Итак, дорогие друзья, праздник балета в Чикаго продолжается. С нетерпением ждем встречи с великой Дианой Вишневой и Мариинским балетом. Критики пишут, что трактовка образа Жизели Вишневой близка к совершенству. Многолетний партнер Натальи Макаровой, исполнитель партии Альберта в Мариинке, а ныне педагог-репетитор Михайловского театра Никита Долгушин во время репетиций говорил о Диане Вишневой: “Она репетирует на грани гениальности!” После премьеры он сказал: “Вишнева - гениальная балерина. Таких в мире больше нет. У нее улановский тип реализации чувств... Вишнева, как и Уланова, знает, как донести свои идеи до зрителя так, чтобы не было ничего случайного. Этого, кроме них, никто не умел и не умеет. Вишнева реализует свои идеи, как это делала Уланова. Она на сцене все время мыслит, никогда не выходит из образа, даже если просто стоит в стороне”.
Диана Вишнева – безусловная прима сегодняшнего Мариинского балета. Но кроме нее интересно будет увидеть завтрашних звезд театра, в первую очередь - Ирму Ниорадзе и Олесю Новикову.Мариинский балет показывает “Жизель” в классической хореографии Жана Коралли и Жюля Перро. Специально для премьеры в Санкт-Петербурге в 1884 году Мариус Петипа внес изменения в хореографию, а окончательные штрихи в этой постановке были сделаны им в 1899 году, когда в Мариинке дебютировала Анна Павлова.

Спектакли пройдут со 2 по 5 октября на сцене театра “Аудиториум”. Привожу расписание гастролей и фамилии исполнителей главных партий:
2 октября, 7.30 pm. Танцуют: Диана Вишнева и Игорь Колб.
3 октября, 7.30 pm. Танцуют: Ирма Ниорадзе и Евгений Иванченко.
4 октября, 2.00 pm. Танцуют: Олеся Новикова и Владимир Шкляров.
4 октября, 8.00 pm. Танцуют: Ирма Ниорадзе и Евгений Иванченко.
5 октября, 2.00 pm.

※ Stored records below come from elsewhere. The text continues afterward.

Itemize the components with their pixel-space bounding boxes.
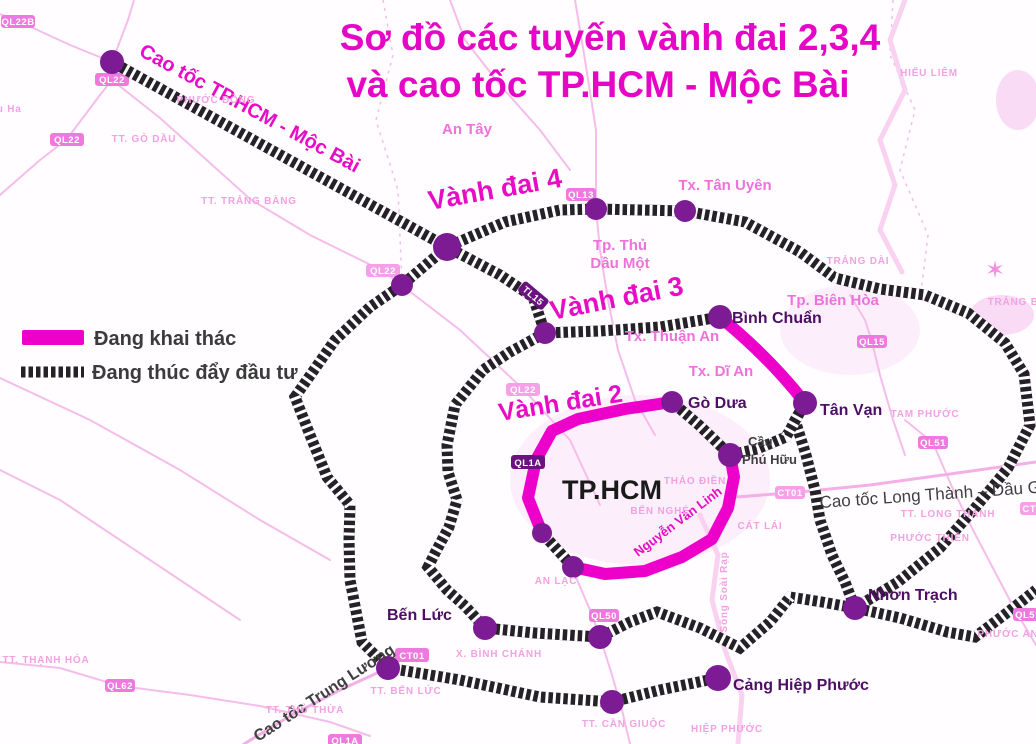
ql22-left-badge: QL22 [50, 133, 84, 146]
an-lac-label: AN LẠC [535, 576, 578, 587]
svg-text:QL13: QL13 [568, 190, 594, 201]
ql62-badge: QL62 [105, 679, 135, 692]
phu-huu-node [718, 443, 742, 467]
ct01-edge-badge: CT01 [1020, 502, 1036, 515]
ql22-top-badge: QL22 [95, 73, 129, 86]
phuoc-dong-label: PHƯỚC ĐÔNG [177, 93, 256, 106]
tan-van-node [793, 391, 817, 415]
go-dua-label: Gò Dưa [688, 395, 747, 412]
ql15-badge: QL15 [857, 335, 887, 348]
road-sw-1 [0, 378, 330, 560]
tt-can-giuoc-label: TT. CẦN GIUỘC [582, 717, 666, 730]
ql1a-bottom-badge: QL1A [328, 734, 362, 744]
ql50-badge: QL50 [589, 609, 619, 622]
phuoc-thien-label: PHƯỚC THIỀN [890, 531, 970, 544]
soai-rap-river-label: Sông Soài Rạp [719, 552, 730, 633]
tt-long-thanh-label: TT. LONG THÀNH [901, 507, 996, 520]
tan-uyen-label: Tx. Tân Uyên [678, 177, 771, 194]
ql13-node [585, 198, 607, 220]
title-line1: Sơ đồ các tuyến vành đai 2,3,4 [340, 17, 881, 58]
ring4-label: Vành đai 4 [426, 163, 564, 216]
hiep-phuoc-port-node [705, 665, 731, 691]
terrain-blob-ne [996, 70, 1036, 130]
binh-chuan-label: Bình Chuẩn [732, 309, 822, 327]
svg-text:QL51: QL51 [1015, 610, 1036, 621]
thu-dau-mot-label-2: Dầu Một [590, 255, 649, 272]
ql50-node [588, 625, 612, 649]
ql51-badge: QL51 [918, 436, 948, 449]
moc-bai-route-label: Cao tốc TP.HCM - Mộc Bài [136, 40, 364, 177]
ring3-sw-node [473, 616, 497, 640]
dau-ha-label: Dầu Ha [0, 103, 22, 115]
long-thanh-label: Cao tốc Long Thành – Dầu Giây [819, 476, 1036, 512]
bien-hoa-label: Tp. Biên Hòa [787, 292, 879, 309]
tphcm-label: TP.HCM [562, 475, 662, 505]
di-an-label: Tx. Dĩ An [689, 363, 753, 380]
ring3-label: Vành đai 3 [547, 271, 685, 326]
title-line2: và cao tốc TP.HCM - Mộc Bài [346, 64, 849, 105]
cau-phu-huu-label-2: Phú Hữu [742, 452, 797, 467]
can-giuoc-node [600, 690, 624, 714]
godau-node [100, 50, 124, 74]
svg-text:CT01: CT01 [1022, 504, 1036, 515]
tan-uyen-node [674, 200, 696, 222]
svg-text:QL1A: QL1A [331, 736, 358, 744]
tt-trang-bang-label: TT. TRẢNG BÀNG [201, 194, 297, 207]
nhon-trach-label: Nhơn Trạch [868, 587, 958, 604]
cang-hiep-phuoc-label: Cảng Hiệp Phước [733, 677, 869, 694]
ben-luc-label: Bến Lức [387, 607, 452, 624]
ben-nghe-label: BẾN NGHÉ [630, 504, 689, 517]
svg-text:QL22: QL22 [54, 135, 80, 146]
legend-operating-label: Đang khai thác [94, 328, 236, 350]
go-dua-node [661, 391, 683, 413]
dong-nai-river [880, 0, 905, 272]
map-title: Sơ đồ các tuyến vành đai 2,3,4 và cao tố… [340, 17, 881, 105]
tt-ben-luc-label: TT. BẾN LỨC [371, 684, 442, 697]
svg-text:QL51: QL51 [920, 438, 946, 449]
thuan-an-label: Tx. Thuận An [625, 328, 719, 345]
star-symbol: ✶ [985, 257, 1005, 284]
ql22-mid-badge: QL22 [366, 264, 400, 277]
svg-text:QL22B: QL22B [1, 17, 34, 28]
binh-chanh-label: X. BÌNH CHÁNH [456, 647, 542, 660]
tt-go-dau-label: TT. GÒ DẦU [112, 132, 177, 145]
svg-text:CT01: CT01 [399, 651, 424, 662]
svg-text:CT01: CT01 [777, 488, 802, 499]
map-canvas: ✶ QL22 CT01 QL22B QL22 QL22 QL22 Q [0, 0, 1036, 744]
ql22b-badge: QL22B [1, 15, 35, 28]
tan-van-label: Tân Vạn [820, 402, 882, 419]
thao-dien-label: THẢO ĐIỀN [664, 474, 726, 487]
svg-text:QL22: QL22 [99, 75, 125, 86]
nhon-trach-node [843, 596, 867, 620]
trang-bom-label: TRẢNG BOM [988, 295, 1036, 308]
ql22-crossing-node [391, 274, 413, 296]
phuoc-an-label: PHƯỚC AN [977, 627, 1036, 640]
tt-thanh-hoa-label: TT. THẠNH HÓA [2, 653, 89, 666]
ring2-sw2-node [562, 556, 584, 578]
ql1a-badge: QL1A [511, 455, 545, 469]
legend: Đang khai thác Đang thúc đẩy đầu tư [18, 328, 298, 384]
road-sw-2 [0, 470, 240, 620]
svg-text:QL1A: QL1A [514, 458, 541, 469]
legend-operating-swatch [22, 330, 84, 345]
ct01-west-badge: CT01 [395, 648, 429, 662]
legend-investing-label: Đang thúc đẩy đầu tư [92, 362, 298, 384]
ring4-mocbai-node [433, 233, 461, 261]
svg-text:QL50: QL50 [591, 611, 617, 622]
thu-dau-mot-label-1: Tp. Thủ [593, 237, 647, 254]
ql51-edge-badge: QL51 [1013, 608, 1036, 621]
cau-phu-huu-label-1: Cầu [748, 434, 773, 449]
hiep-phuoc-label: HIỆP PHƯỚC [691, 722, 763, 735]
svg-text:QL22: QL22 [370, 266, 396, 277]
svg-text:QL62: QL62 [107, 681, 133, 692]
ct01-east-badge: CT01 [775, 486, 805, 499]
cat-lai-label: CÁT LÁI [737, 519, 782, 532]
tt-thu-thua-label: TT. THỦ THỪA [266, 703, 344, 716]
ring-roads-map: ✶ QL22 CT01 QL22B QL22 QL22 QL22 Q [0, 0, 1036, 744]
trang-dai-label: TRẢNG DÀI [827, 254, 890, 267]
tam-phuoc-label: TAM PHƯỚC [891, 407, 960, 420]
binh-chuan-node [708, 305, 732, 329]
hieu-liem-label: HIẾU LIÊM [900, 66, 958, 79]
ring2-sw1-node [532, 523, 552, 543]
an-tay-label: An Tây [442, 121, 493, 138]
svg-text:QL15: QL15 [859, 337, 885, 348]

Танцуют: Диана Вишнева и Игорь Колб.
Вместе с балетной труппой в Чикаго в полном составе приезжает оркестр Мариинского театра.
Адрес театра “Аудиториум”: 50 E. Congress Parkway, Chicago, IL 60605.
Билеты можно заказать по Интернету (www.ticketmaster.com), по телефону (312) 902-1500 или приобрести в кассе театра.

16 сент. 2008 г.

Волшебное искусство Андрея Хржановского

Интервью с режиссером перед встречей в Чикаго

27 сентября 2008 года в Чикаго состоится творческая встреча с режиссером анимационного кино Андреем Хржановским.
Искусство Андрея Хржановского уникально. В его картинах запросто оживают рисунки, а буквы превращаются в персонажей и фигуры людей; яркая красочная рыба парит в воздухе, кот прогуливается по экрану с актерами, а памятники гоняются за мальчиком; в его лентах можно встретить элементы анимационного, игрового, документального кино, в его работах всегда присутствуют поэзия, живопись, музыка высочайшей пробы. В его мире возможно все: перемещение эпох, встречи после смерти, остановившиеся и неповторимые мгновения счастья. В его мире “...нету разлук. Существует громадная встреча. Значит, кто-то нас вдруг В темноте обнимает за плечи”. Александр Сергеевич Пушкин и Федерико Феллини, Иероним Босх и Геннадий Шпаликов, Питер Брейгель и Иннокентий Смоктуновский, Франсиско Гойя и Иосиф Бродский, Эль Греко и Олег Каган, Юло Соостер и Альфред Шнитке, Тонино Гуэрра и Сергей Юрский – вот герои, персонажи, участники, со-творцы его фильмов, “обнимающие нас за плечи” и приглашающие к себе в гости. Искусство Андрея Хржановского – вне привычных рамок, жанров, стилей. Его Искусство – “поверх барьеров”. А сам он – маг, чародей, волшебник, фантазер, скромный, тихий гений кинематографа, один из самых блистательных Мастеров мировой культуры.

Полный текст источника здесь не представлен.